By Cherie Graves
March 20 marks the first day of spring. While in some states, that might have residents anticipating the end of a snowy winter, in Florida it often represents the beginning of beach weather.
Florida’s 825 miles of sandy beaches attract millions of beach lovers each year. Some folks love to be a part of the crowds at the most popular beaches, while others prefer a more secluded seaside for yoga stretches or romantic strolls, or one where the mullet run and the red drum roll.
Whether you’re a local who gets a daily dose of the coast, a seasonal resident, a weekend sun worshiper or a once-a-year visitor, there are many easy actions that can ensure your favorite beach spot keeps the natural characteristics that keep you coming back.
Before you go:
- Pack a waste-free picnic lunch or snack pack.
- Pack your beach towels, sunscreen and other beach supplies in reusable bags.
- Locate nearby restroom facilities; many beaches also provide showers, so you can keep the sand on the beach and out of your vehicle. Check DEP’s online beach guide for a list of amenities on public beaches.

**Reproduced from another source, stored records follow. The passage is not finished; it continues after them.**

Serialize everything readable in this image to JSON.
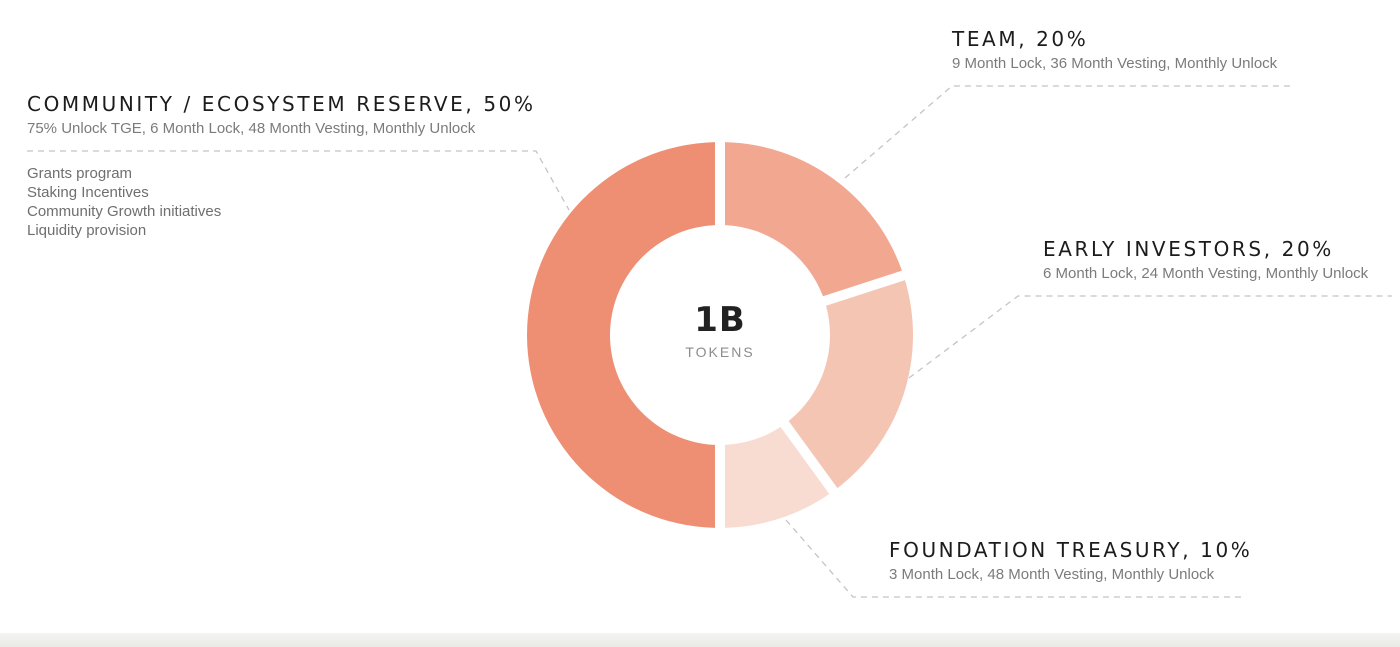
{
  "chart_data": {
    "type": "pie",
    "center": {
      "value": "1B",
      "unit": "TOKENS"
    },
    "slices": [
      {
        "key": "team",
        "label": "TEAM, 20%",
        "value": 20,
        "color": "#f2a791",
        "details": "9 Month Lock, 36 Month Vesting, Monthly Unlock"
      },
      {
        "key": "early",
        "label": "EARLY INVESTORS, 20%",
        "value": 20,
        "color": "#f5c5b4",
        "details": "6 Month Lock, 24 Month Vesting, Monthly Unlock"
      },
      {
        "key": "foundation",
        "label": "FOUNDATION TREASURY, 10%",
        "value": 10,
        "color": "#f9dcd1",
        "details": "3 Month Lock, 48 Month Vesting, Monthly Unlock"
      },
      {
        "key": "community",
        "label": "COMMUNITY / ECOSYSTEM RESERVE, 50%",
        "value": 50,
        "color": "#ee8f73",
        "details": "75% Unlock TGE, 6 Month Lock, 48 Month Vesting, Monthly Unlock",
        "notes": [
          "Grants program",
          "Staking Incentives",
          "Community Growth initiatives",
          "Liquidity provision"
        ]
      }
    ]
  }
}
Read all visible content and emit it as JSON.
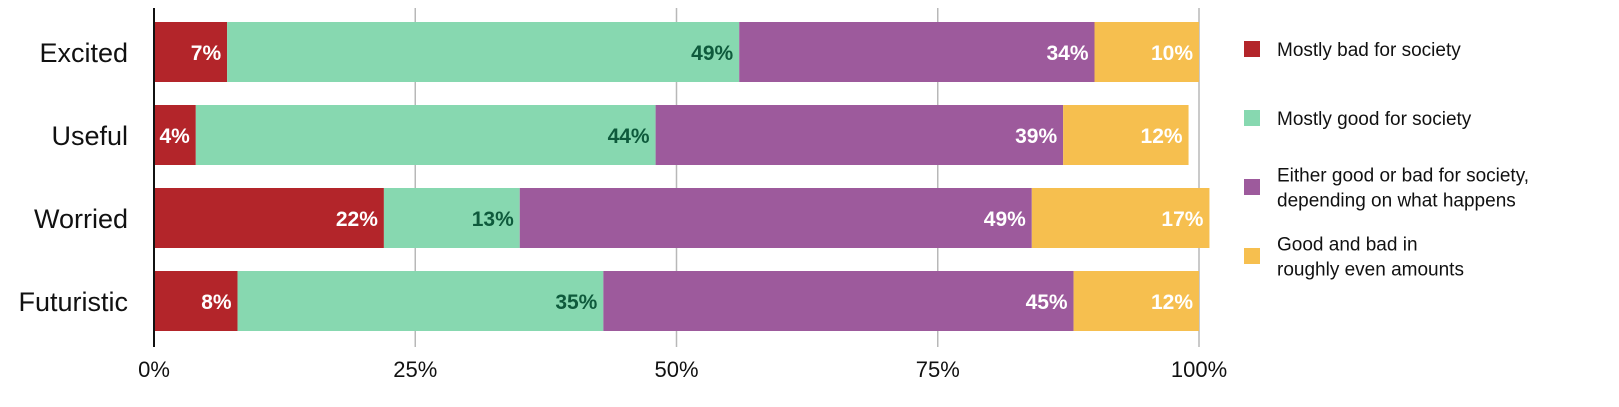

- If you’re more into catching fish than catching a tan, learn what kind of license is required and species size limits by visiting the Florida Fish and Wildlife Conservation Commission website, where you can also obtain a license online.
On the Beach:
- Keep litter off the beach and be sure to anchor plastic bags. Nearly 95,000 plastic bags were removed from Florida’s beaches in 2010. Plastic bags can end up in the gulf or Atlantic waters where sea turtles mistake them for a jellyfish lunch. Keep a bag handy for trash and recyclables.
- Pick up after your pets.
- Reel in and properly dispose of tangled fishing line, broken corks, hooks or other tackle. Discarded fishing line can entangle dolphins, pelicans and other ocean and shore dwelling creatures.
- Use pathways and boardwalks when available to protect dunes and native vegetation.
- Properly dispose of leftover food items and scraps. Predators scavenging for food may be detrimental to area threatened or endangered species.
- Fill in any holes created during your visit. Creating moats and holes with sand shovels is fun, but presents a challenge to hatchling sea turtles after you leave.
- Dispose of cigarettes properly. In 2010, the International Coastal Cleanup removed 1,892,526 cigarettes and cigarette filters from beaches around the world; more than 200,000 of these were on Florida’s beaches.
- Follow a “Pack in, pack out” philosophy. Make sure everything you brought to the beach leaves the beach and is put into the proper trash cans or recycle bins. One thing you should take from your beach visit – a lot of photos for unforgettable memories.